|Geographical range||middle Yangtze|
|Dates||c. 5000 – c. 3300 BC|
|Followed by||Qujialing culture|
The Daxi culture (5000–3300 BC) was a Neolithic culture centered in the Three Gorges region around the middle Yangtze, China. The culture ranged from western Hubei to eastern Sichuan and the Pearl River Delta. The site at Daxi, located in the Qutang Gorge around Wushan, Chongqing, was discovered by Nels C. Nelson in the 1920s. Many key archaeological sites from the Daxi culture, including the site at Daxi, were inundated or destroyed after the completion of the Three Gorges Dam.
Daxi sites are typified by the presence of dou (cylindrical bottles), white pan (plates), and red pottery. The Daxi people cultivated rice extensively.

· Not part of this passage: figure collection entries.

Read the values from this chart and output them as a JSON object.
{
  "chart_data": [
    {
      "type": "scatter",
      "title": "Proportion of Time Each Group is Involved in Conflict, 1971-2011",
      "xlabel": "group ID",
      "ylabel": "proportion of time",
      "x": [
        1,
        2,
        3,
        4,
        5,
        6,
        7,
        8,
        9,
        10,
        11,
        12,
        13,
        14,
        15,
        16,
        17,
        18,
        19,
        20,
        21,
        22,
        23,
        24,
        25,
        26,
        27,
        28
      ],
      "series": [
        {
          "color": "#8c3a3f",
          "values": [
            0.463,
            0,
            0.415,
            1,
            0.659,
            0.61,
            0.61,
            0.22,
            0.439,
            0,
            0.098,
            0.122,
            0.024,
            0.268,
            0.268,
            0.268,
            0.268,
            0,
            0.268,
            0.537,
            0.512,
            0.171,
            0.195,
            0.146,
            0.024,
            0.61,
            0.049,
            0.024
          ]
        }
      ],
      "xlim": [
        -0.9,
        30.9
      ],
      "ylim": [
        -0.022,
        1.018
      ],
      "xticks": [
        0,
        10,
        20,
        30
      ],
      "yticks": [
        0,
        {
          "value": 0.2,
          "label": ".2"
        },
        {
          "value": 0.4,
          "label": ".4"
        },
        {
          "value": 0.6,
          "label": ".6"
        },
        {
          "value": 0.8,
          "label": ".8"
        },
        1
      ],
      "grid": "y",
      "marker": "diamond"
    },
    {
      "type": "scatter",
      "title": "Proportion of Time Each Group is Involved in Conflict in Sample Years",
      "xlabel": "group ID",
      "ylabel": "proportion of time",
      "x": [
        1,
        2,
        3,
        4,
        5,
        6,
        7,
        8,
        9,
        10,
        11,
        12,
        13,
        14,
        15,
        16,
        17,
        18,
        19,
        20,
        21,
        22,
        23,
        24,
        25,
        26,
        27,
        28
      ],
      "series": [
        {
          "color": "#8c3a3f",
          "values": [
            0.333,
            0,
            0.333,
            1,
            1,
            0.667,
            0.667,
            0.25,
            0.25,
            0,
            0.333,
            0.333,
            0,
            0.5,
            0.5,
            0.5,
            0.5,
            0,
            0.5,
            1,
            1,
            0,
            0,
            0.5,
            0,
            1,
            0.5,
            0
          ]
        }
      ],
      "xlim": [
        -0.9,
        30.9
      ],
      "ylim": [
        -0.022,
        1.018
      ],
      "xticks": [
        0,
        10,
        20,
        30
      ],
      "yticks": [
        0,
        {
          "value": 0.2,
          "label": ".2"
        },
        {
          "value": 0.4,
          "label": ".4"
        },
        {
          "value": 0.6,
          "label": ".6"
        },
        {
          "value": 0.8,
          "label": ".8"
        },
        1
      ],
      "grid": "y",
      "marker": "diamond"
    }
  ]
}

Daxi sites were some of the earliest in China to show evidence of moats and walled settlements.
The Daxi culture showed evidence of cultural interactions with the Yangtze River Delta region. The white pan artefacts from the culture were discovered at several Yangtze River Delta sites, including the type site of the Majiabang culture. Conversely, jade artefacts at Daxi sites show possible influence from the Yangtze River Delta region. The Daxi culture was followed by the Qujialing culture.
Remains at Daxi were found to possess a high frequency of the Y-chromosome haplogroup O3d, which was not found at other prehistoric sites in China. This haplogroup is very rare in modern populations, with significant incidence only among Hmong–Mien (10%) and Austroasiatic (6%) populations. This might indicate that the people of Daxi were the ancestors of Hmong–Mien speakers, who subsequently migrated to the southwest.